欢娘像是被夺舍了一般,抱着孩子,就痴了,时不时就露出傻笑,却又不自知。
萧怀停见她专注,也没打扰。
示意采菊将另外一个孩子抱去床上,然后退出。
两个孩子,一个在欢娘怀里,一个在床上躺着。
萧怀停瞧着,不知是想到了什么,眉头轻轻一蹙,似乎是不大高兴。
然后,便走向了书桌,继续处理着公务。
屋内安静的只听到烛火燃烧的声音,还有萧怀停在翻阅文书,处理公务。
不知是过了多久,传来孩子嘤咛哭声。
“乖啊,娘亲抱抱,不哭,不哭……”
“娘亲唱歌给你好不好?”
“宝儿乖,船儿摇,宝儿乖,船儿摇,风拂柳丝绕画桥。
云轻轻,水悄悄,荷尖落只小萤飘。宝儿乖,船儿摇,娘把星河怀里抱。蛙声软,月影娇,一枕清宁到天晓。
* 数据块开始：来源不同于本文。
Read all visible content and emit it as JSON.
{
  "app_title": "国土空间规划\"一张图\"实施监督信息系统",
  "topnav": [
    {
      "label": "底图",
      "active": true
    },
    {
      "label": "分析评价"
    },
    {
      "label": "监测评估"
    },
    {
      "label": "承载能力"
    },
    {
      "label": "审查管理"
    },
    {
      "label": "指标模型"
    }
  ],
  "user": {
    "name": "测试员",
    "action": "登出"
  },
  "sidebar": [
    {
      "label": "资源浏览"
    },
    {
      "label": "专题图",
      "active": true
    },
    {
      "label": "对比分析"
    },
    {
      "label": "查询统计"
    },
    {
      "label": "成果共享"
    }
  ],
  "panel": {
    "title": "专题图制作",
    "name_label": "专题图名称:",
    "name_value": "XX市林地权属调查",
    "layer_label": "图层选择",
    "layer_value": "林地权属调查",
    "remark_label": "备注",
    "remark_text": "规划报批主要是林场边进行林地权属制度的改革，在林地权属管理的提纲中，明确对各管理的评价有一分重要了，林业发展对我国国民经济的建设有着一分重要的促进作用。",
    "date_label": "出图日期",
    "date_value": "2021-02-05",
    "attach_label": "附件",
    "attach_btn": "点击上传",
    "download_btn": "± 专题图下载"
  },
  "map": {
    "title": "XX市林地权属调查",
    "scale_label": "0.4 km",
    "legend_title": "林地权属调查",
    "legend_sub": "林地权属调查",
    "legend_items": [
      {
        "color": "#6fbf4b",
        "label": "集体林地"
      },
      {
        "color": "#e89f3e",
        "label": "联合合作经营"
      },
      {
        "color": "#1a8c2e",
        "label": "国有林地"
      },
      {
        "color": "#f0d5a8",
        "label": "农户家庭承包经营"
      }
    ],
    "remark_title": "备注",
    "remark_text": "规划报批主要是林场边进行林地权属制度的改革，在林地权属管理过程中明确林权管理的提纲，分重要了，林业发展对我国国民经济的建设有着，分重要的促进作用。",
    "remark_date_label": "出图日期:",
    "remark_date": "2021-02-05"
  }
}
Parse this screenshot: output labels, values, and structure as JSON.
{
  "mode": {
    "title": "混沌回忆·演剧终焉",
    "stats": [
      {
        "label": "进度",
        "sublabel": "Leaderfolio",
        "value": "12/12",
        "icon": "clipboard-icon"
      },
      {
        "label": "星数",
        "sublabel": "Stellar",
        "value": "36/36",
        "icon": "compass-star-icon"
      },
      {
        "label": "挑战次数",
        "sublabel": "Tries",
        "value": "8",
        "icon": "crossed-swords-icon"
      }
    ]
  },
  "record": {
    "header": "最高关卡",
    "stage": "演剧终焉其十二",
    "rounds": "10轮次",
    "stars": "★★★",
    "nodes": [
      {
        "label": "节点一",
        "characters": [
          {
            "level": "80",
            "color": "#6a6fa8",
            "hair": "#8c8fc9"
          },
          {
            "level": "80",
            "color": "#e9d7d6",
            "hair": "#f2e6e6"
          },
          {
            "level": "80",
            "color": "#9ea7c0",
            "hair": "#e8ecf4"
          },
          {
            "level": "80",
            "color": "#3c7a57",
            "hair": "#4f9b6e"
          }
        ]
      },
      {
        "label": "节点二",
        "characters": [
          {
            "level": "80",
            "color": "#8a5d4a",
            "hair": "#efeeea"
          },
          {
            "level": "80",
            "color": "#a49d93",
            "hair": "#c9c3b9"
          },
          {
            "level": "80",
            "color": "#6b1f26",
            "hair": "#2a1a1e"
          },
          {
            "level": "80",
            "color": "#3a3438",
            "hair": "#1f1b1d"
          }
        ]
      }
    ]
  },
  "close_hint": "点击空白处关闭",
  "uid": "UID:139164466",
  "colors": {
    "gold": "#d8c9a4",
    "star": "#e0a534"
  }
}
”
她声音温柔,低声浅唱,带着浓郁深厚的情谊,一遍遍重复着。
直到将孩子再次哄睡。
轻声轻脚的走到床边,将孩子放在床上。
不知不觉,她靠着靠着,也睡着了。
萧怀停这才放下了手里的事情。
走到床边,看着熟睡的两个孩子,看了两眼。
然后,采菊便进屋,将孩子抱了出去。
半夜,欢娘猛然间惊醒,想去看孩子。
可昏暗的屋内,只闻到淡淡的冷梅香。
借着月光,她勉强看到了躺在自己旁侧,倾城貌美,简直就如白玉一般的男人。
她惊了一瞬。
下意识蜷缩着起身体,想起身,却又怕惊醒了人,尴尬。
在沉默了许久以后,她又躺了回去。
也罢,就明天早上,等爷去上朝,她自觉一些,回自己院子便是。
只是这些日子,睡的太长。
欢娘躺在相爷身边,全无睡意,望着他俊美的侧脸,却看的出神。